Kisscut is Karin Slaughter's sophomore novel, the follow-up to Blindsighted, which introduced readers to the residents, politics and crime rampant in Heartsdale, a small Georgia town. The local pediatrician and coroner, Sara Linton, has an on-again off-again relationship with her ex-husband, Jeffrey, the town's sheriff. Their complex interplay is one of the driving forces of Slaughter's novels.

The book opens explosively. A high school student named Jenny, one of Sara's patients, confronts a teenage boy outside a roller-skating rink, threatening him with a loaded gun. Sara witnesses the event from its onset and Jeffrey arrives on the scene shortly after it starts. The altercation escalates and he is forced to do the unthinkable—to shoot one of the teenagers.

The confrontation sets into motion a complex investigation of a group of teens in Grant County. Immediately after the shooting, a newborn baby is found in the bathroom at the rink. The natural assumption is that it belonged to Jenny, but Sara's postmortem examination reveals that not only could Jenny not have given birth to the child, but also that she bore strange mutilations that leave Sara reeling.
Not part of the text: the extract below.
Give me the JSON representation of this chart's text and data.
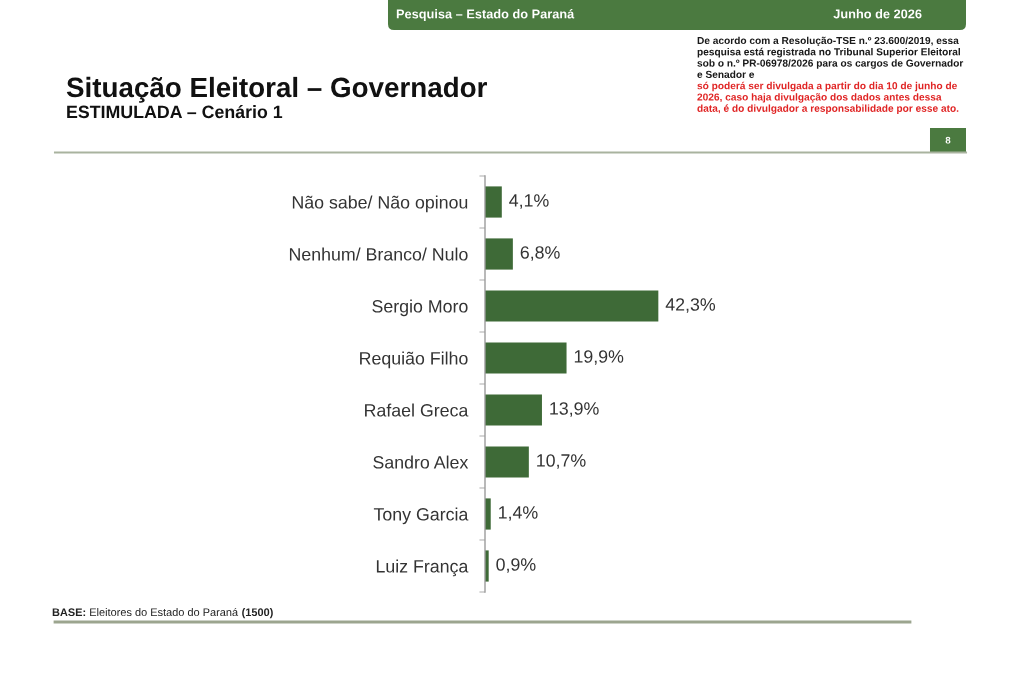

How could she have missed the bizarre pathology that led to these mutilations during previous visits to her clinic? And whose baby is it?

Sara, Jeffrey and detective Lena Adams interview Jenny's family, friends and teachers to find out how much was known of Jenny's situation before the fatal night outside the rink. The investigation reveals a secret organization operating in and around Grant County, one that exploits vulnerable teenagers for its own vast profit. Worse, though, is the realization that the people involved in this revolting trade actually enjoy what they are doing to the community's children. As Jeffrey follows the tangled threads connecting the criminals together, he is amazed by what he learns. Kisscut takes an unflinching look at a brutal and dark side of modern society.
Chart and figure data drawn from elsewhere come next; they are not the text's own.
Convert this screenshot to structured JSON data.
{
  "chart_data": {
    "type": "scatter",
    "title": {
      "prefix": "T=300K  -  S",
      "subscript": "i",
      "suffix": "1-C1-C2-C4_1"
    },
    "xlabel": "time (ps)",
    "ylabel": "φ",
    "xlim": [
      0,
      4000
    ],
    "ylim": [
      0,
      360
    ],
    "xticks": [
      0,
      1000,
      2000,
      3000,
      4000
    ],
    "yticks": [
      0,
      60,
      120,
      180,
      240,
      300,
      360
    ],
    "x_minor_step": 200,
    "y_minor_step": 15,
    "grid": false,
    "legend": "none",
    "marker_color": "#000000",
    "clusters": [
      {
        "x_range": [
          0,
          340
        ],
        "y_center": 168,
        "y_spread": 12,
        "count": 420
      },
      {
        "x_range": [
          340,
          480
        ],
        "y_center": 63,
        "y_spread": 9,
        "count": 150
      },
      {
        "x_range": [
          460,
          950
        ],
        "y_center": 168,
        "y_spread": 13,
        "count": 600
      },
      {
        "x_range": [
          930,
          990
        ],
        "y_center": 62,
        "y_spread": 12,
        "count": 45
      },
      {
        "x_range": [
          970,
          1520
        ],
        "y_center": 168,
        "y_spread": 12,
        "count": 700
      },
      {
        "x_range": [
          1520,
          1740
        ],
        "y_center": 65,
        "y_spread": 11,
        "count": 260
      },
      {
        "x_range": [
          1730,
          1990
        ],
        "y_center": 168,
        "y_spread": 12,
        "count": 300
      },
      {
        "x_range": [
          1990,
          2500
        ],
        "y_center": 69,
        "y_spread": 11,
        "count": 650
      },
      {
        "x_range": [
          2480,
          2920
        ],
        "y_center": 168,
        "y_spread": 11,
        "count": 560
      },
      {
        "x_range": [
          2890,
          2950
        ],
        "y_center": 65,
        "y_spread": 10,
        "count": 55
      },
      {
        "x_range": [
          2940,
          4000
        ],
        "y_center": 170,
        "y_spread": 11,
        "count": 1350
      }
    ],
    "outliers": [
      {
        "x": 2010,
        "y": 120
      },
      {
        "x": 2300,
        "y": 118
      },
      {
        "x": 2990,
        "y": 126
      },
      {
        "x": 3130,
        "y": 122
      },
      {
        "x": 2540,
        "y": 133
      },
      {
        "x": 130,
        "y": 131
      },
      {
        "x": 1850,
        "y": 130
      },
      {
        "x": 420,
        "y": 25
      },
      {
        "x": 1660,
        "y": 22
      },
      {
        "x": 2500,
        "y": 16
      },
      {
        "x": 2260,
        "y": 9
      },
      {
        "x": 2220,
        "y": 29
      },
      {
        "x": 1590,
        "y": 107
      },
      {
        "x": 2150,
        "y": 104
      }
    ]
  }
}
Slaughter also uses the situation to explore her series characters. Lena, one of Jeffrey's deputies, suffered a humiliating assault in an earlier case (from Blindsighted) and is still fighting to recover from the physical and emotional scars. Already formal and distant with her coworkers, the attack has left her fragile and unpredictable.

Jeffrey, Lena and Sara interact awkwardly in general, but it is the awkwardness of familiarity and emotional rawness. These people know each other's sore spots and often use them to their own advantage. All three are guilty of scoring points off each other, often needlessly, sometimes thoughtlessly, and occasionally deliberately.

Slaughter's books are mentioned in the same sentence as those of Patricia Cornwell, but the sole similarity is that both authors write about women pathologists. Slaughter's style is unique—she's not a Cornwell wannabe. Her writing is edgier. She doesn't shy away from looking directly at a scene of violence and seeing it for exactly what it is, forcing the reader to look along with her.

While Kisscut stands alone, readers will appreciate Lena's situation and the awkward relationship between Jeffrey and Sara better if they read Blindsighted first. So far, Slaughter has rid Grant County of a deranged man who tortured and murdered women and a group of predators victimizing teenagers. For such a quiet little town, Heartsdale, Georgia has more than its fair share of violent criminals. From real-life newspaper headlines of late, perhaps this isn't such a stretch.